Date of Award
Summer 7-19-2024
Degree Type
Dissertation
Degree Name
Ph.D. in Data Science and Analytics (Computer Science)
Department
College of Computing and Software Engineering - School of Data Science and Analytics
Committee Chair/First Advisor
Dr. MinJae Woo
Second Advisor
Dr. Sherry Ni
Third Advisor
Dr. Xinyan Zhang
Fourth Advisor
Dr. Ramazan Aygun
Abstract
This dissertation addresses two primary research goals: first, to establish a pipeline for analyzing subgroup disparities in medical informatics predictive models, and second, to develop strategies that mitigate these disparities, enhancing model fairness. Initiating with an innovative analytical framework to identify specific data subgroups prone to higher model misclassification risks of the predictive models in medical field, the research underscores the need for bias reduction in predictive models, which could otherwise lead to significant ethical, legal, and professional repercussions. This dissertation then presents two tailored data preparation and modeling techniques that were customized for the two distinct dataset types, enhancing both fairness and reliability in predictive outcomes.

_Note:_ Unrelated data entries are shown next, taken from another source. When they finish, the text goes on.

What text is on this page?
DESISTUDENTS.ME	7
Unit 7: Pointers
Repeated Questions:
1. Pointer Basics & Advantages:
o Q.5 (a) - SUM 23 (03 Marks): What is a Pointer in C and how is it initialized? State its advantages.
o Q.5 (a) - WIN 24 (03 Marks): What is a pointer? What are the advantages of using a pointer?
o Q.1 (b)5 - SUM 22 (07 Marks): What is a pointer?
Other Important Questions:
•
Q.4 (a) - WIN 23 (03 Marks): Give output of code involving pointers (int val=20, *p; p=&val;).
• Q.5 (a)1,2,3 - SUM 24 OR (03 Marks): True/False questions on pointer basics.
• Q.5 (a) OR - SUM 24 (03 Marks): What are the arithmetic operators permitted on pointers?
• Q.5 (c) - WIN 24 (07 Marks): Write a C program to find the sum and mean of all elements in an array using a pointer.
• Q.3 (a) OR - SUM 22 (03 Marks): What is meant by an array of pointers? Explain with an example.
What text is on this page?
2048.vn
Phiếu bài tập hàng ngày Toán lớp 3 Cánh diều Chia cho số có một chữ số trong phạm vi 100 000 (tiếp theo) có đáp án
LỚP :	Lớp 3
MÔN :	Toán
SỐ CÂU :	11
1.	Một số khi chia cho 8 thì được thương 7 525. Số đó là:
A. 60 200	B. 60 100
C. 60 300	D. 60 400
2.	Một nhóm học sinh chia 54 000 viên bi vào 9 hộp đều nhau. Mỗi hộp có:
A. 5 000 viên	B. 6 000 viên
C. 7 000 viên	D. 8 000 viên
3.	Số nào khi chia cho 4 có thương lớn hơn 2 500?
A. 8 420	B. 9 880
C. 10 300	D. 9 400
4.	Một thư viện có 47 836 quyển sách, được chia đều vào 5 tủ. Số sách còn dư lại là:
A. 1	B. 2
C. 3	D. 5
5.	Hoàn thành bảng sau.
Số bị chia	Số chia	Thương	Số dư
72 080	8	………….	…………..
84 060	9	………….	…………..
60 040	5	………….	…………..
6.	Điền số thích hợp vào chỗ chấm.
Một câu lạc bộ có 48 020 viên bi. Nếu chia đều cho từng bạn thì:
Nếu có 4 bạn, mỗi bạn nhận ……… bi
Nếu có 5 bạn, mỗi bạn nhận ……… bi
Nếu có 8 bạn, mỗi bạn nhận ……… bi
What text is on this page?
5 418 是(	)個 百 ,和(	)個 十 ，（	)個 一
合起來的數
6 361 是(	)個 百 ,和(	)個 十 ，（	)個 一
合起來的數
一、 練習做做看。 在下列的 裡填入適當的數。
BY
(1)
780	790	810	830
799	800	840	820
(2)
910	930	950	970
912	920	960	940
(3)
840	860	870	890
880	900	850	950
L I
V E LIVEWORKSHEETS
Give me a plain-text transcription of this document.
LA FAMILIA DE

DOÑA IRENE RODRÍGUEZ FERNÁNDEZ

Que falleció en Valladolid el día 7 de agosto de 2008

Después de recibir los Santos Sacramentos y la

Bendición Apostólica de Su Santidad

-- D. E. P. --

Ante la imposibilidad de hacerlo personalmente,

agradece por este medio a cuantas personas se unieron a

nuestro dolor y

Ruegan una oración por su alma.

The structure of this dissertation unfolds across three comprehensive chapters. The initial chapter focuses on developing and applying a disparity identification pipeline tailored for mammogram abnormality classification, utilizing Convolutional Neural Networks (CNN). This chapter highlights how a ResNet152V2 model applied to the Emory BrEast Imaging Dataset, effectively elevate model performance, achieving an AUC of 0.975 and pinpointing significant performance disparities for mammogram patches from patients with high tissue density and architectural distortion image finding. Chapter Two describes the enhancements in model fairness achieved by employing a ResNet50 model for adaptive boosting, which not only maintained AUC at 0.976, but also substantially lowers the disparity score, a metric designed to quantify the overall disparity in model's performance accuracy across demographic, geographic, or other subgroups of interest. The third chapter broadens the scope of this methodology to the prediction of Postpartum Hemorrhage (PPH), implementing an XGBoost model optimized with Balance-SMOTE. This adjustment effectively addresses class imbalances and significantly mitigates disparity scores, illustrating the adaptability and effectiveness of these advanced modeling techniques in diverse medical contexts. Together, these chapters substantiate the robustness of the proposed methods in enhancing fairness, laying down a foundational blueprint for future research aimed at creating equitable machine learning applications in healthcare.